Mullan obviously wants to go beyond Loach-type naturalism. It is less clear that he knows how to accomplish this. He includes a number of absurdist sequences: the roof blown off the church; the near-rape of a woman to whose husband John and a lowlife companion deliver pizza; a group of girls in party hats pushing Sheila's wheelchair through the night; a peculiar scene in which Michael is set upon by a sadistic pub owner (this begins to feel a little like Pulp Fiction); Michael, near death from loss of blood, drifting down the Clyde on a raft, and so forth.

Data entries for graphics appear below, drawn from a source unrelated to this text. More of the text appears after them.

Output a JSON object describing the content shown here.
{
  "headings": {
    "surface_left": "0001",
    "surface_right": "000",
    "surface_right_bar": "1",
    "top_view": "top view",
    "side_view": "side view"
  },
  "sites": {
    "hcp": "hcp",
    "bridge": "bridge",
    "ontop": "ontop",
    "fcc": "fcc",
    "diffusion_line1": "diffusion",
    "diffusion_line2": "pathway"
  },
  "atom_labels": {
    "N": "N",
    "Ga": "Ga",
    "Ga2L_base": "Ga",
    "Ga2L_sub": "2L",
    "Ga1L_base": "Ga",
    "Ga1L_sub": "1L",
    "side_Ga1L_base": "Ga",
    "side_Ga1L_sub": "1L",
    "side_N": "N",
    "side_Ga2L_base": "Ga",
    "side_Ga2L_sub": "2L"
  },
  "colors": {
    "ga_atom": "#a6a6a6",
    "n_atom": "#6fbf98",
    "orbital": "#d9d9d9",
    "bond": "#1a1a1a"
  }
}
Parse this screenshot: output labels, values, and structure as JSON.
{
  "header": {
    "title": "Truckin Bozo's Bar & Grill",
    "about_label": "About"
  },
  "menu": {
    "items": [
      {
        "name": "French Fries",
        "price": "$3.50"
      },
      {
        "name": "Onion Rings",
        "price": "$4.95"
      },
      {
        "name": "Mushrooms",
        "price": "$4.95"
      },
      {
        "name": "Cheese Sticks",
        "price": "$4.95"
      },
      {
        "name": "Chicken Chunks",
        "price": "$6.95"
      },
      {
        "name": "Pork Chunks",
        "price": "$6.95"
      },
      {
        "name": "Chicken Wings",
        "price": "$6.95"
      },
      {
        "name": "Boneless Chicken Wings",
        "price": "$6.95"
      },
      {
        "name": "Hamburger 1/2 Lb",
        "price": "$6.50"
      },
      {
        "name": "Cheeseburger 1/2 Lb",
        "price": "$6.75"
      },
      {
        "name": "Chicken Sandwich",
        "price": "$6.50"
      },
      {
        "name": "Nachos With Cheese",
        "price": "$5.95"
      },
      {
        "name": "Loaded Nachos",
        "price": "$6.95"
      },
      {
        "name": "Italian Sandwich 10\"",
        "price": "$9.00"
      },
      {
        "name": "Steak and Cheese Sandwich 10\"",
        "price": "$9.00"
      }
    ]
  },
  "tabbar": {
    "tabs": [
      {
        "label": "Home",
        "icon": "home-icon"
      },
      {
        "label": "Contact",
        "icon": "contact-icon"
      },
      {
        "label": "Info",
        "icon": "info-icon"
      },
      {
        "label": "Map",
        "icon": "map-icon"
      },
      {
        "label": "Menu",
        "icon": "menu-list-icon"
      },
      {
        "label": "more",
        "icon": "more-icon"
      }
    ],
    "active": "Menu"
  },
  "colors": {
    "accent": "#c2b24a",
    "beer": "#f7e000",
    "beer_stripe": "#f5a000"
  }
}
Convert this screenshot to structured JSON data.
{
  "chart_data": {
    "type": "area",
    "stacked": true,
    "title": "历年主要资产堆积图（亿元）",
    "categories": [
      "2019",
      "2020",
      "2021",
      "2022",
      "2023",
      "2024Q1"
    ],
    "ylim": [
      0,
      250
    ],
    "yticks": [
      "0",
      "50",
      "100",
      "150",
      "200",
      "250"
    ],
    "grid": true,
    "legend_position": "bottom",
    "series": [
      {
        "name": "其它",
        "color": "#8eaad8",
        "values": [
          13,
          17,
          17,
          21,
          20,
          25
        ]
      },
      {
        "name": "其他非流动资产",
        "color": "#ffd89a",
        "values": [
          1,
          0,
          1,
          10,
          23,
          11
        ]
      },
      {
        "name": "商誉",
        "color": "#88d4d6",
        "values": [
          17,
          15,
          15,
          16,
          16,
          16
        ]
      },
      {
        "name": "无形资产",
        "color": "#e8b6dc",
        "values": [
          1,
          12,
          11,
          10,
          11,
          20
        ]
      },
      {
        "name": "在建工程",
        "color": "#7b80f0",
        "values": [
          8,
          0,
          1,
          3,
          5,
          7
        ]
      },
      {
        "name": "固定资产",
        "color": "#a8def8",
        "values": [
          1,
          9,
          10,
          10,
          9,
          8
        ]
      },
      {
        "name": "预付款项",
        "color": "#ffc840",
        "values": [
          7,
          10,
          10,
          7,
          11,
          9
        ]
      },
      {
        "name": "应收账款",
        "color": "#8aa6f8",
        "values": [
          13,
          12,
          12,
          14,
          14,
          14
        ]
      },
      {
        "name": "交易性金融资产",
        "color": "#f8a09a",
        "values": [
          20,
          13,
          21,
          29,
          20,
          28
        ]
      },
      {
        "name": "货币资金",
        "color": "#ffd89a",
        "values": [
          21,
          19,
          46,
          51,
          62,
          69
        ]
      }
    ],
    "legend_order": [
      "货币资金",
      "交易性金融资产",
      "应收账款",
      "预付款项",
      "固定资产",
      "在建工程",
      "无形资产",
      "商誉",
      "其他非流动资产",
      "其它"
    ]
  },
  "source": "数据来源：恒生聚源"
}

The difficulty is that the disparate elements do not entirely cohere. If the storm and the wreckage done to the church are to be taken with a grain of salt, then what are we to make of the film's definitively non-metaphorical moments, for example, an angry “realistic” confrontation between Michael and John? In fact, the one event feels no more “real” than the other.
The film does not strike one as having been fully worked out from a single artistic point of view. Mullan has not truly stepped outside of a certain tradition of “slice of life” filmmaking, he has merely permitted himself certain luxuries within it. It is indicative of the weight of the naturalist tradition within British filmmaking that Mullan obviously feels his relatively brief forays into the “surreal” to be quite daring, perhaps liberating. It should be remembered, however, that even in Britain tradition is not everything. The entire history of world cinema and art generally is available to every filmmaker.
There is talk of a “New Scottish Cinema,” following hard upon the heels of talk about the “New British” and “New Irish” cinemas. Much of this is idle chatter, a media concoction, and should not be discussed in serious circles. It would be wrong on that account to dismiss someone like Mullan. With whatever limitations, he is obviously a filmmaker with a good deal of heart and feeling.